Delphine Anderson Squires

Delphine Anderson Squires helped build the community of Las Vegas with her husband, Charles Pember "Pop" Squires. She was born in 1868 in Portage City, Wisconsin. As a child, Squires moved to Minnesota, where she met her future husband. She received a teaching degree in music from the state Normal School in Winona, Minnesota. The couple married in 1889, making their home in Redlands, California. They later moved to Los Angeles and had four children. C.P. sold real estate and Delphine was active in the Congress of Mothers, the predecessor of the national Parent Teacher Association.

Squires' husband relocated to Las Vegas in 1905. A year later, she and their children followed him to the desert town, where they made their home on Fremont Street. C.P. became publisher and editor of the Las Vegas Age, and Delphine worked as a columnist for the newspaper.

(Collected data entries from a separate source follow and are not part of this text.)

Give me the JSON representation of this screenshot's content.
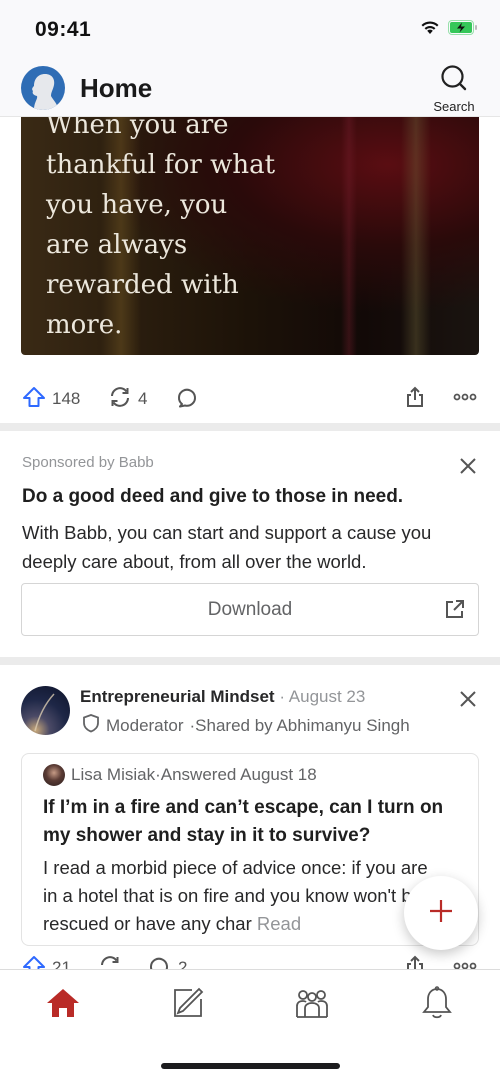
{
  "status_bar": {
    "time": "09:41",
    "wifi_icon": "wifi-icon",
    "battery_icon": "battery-charging-icon",
    "battery_color": "#35c759"
  },
  "header": {
    "title": "Home",
    "logo_icon": "profile-avatar-icon",
    "search_label": "Search",
    "search_icon": "search-icon"
  },
  "feed": {
    "post1": {
      "quote_text": "When you are\nthankful for what\nyou have, you\nare always\nrewarded with\nmore.",
      "actions": {
        "upvotes": "148",
        "shares": "4",
        "comments": ""
      }
    },
    "ad": {
      "sponsor": "Sponsored by Babb",
      "title": "Do a good deed and give to those in need.",
      "body": "With Babb, you can start and support a cause you deeply care about, from all over the world.",
      "cta_label": "Download"
    },
    "post2": {
      "space_name": "Entrepreneurial Mindset",
      "separator": " · ",
      "date": "August 23",
      "role": "Moderator",
      "shared_by": "Shared by Abhimanyu Singh",
      "answerer_name": "Lisa Misiak",
      "answered": "Answered August 18",
      "question": "If I’m in a fire and can’t escape, can I turn on my shower and stay in it to survive?",
      "answer_preview": "I read a morbid piece of advice once: if you are in a hotel that is on fire and you know won't be rescued or have any char",
      "read_more": "Read",
      "actions": {
        "upvotes": "21",
        "shares": "",
        "comments": "2"
      }
    }
  },
  "fab": {
    "icon": "plus-icon",
    "color": "#b92b27"
  },
  "tabs": [
    {
      "name": "home",
      "active": true
    },
    {
      "name": "write"
    },
    {
      "name": "spaces"
    },
    {
      "name": "notifications"
    }
  ],
  "colors": {
    "accent": "#b92b27",
    "upvote": "#2e69ff"
  }
}
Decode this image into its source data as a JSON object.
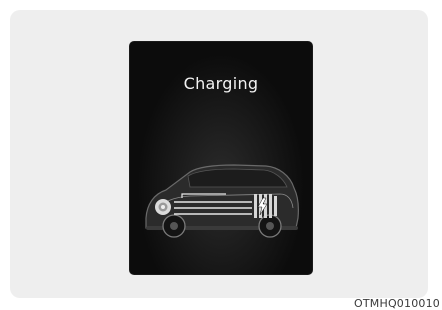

The young community lacked many of the cultural and educational opportunities that Squires had found in Los Angeles, and so she set about improving the quality of life in Las Vegas. She became active in local civic affairs by establishing a branch of the Congress of Mothers in Las Vegas in 1907, and by participating in the local suffrage movement. Squires was a founding member of the Mesquite Club, a civic service organization, and a member of the Nevada Federated Women's Clubs. She was instrumental in bringing the first nationally affiliated church to Las Vegas, the Christ Church Episcopal. Squires also helped to found the Las Vegas Library. She died in 1961.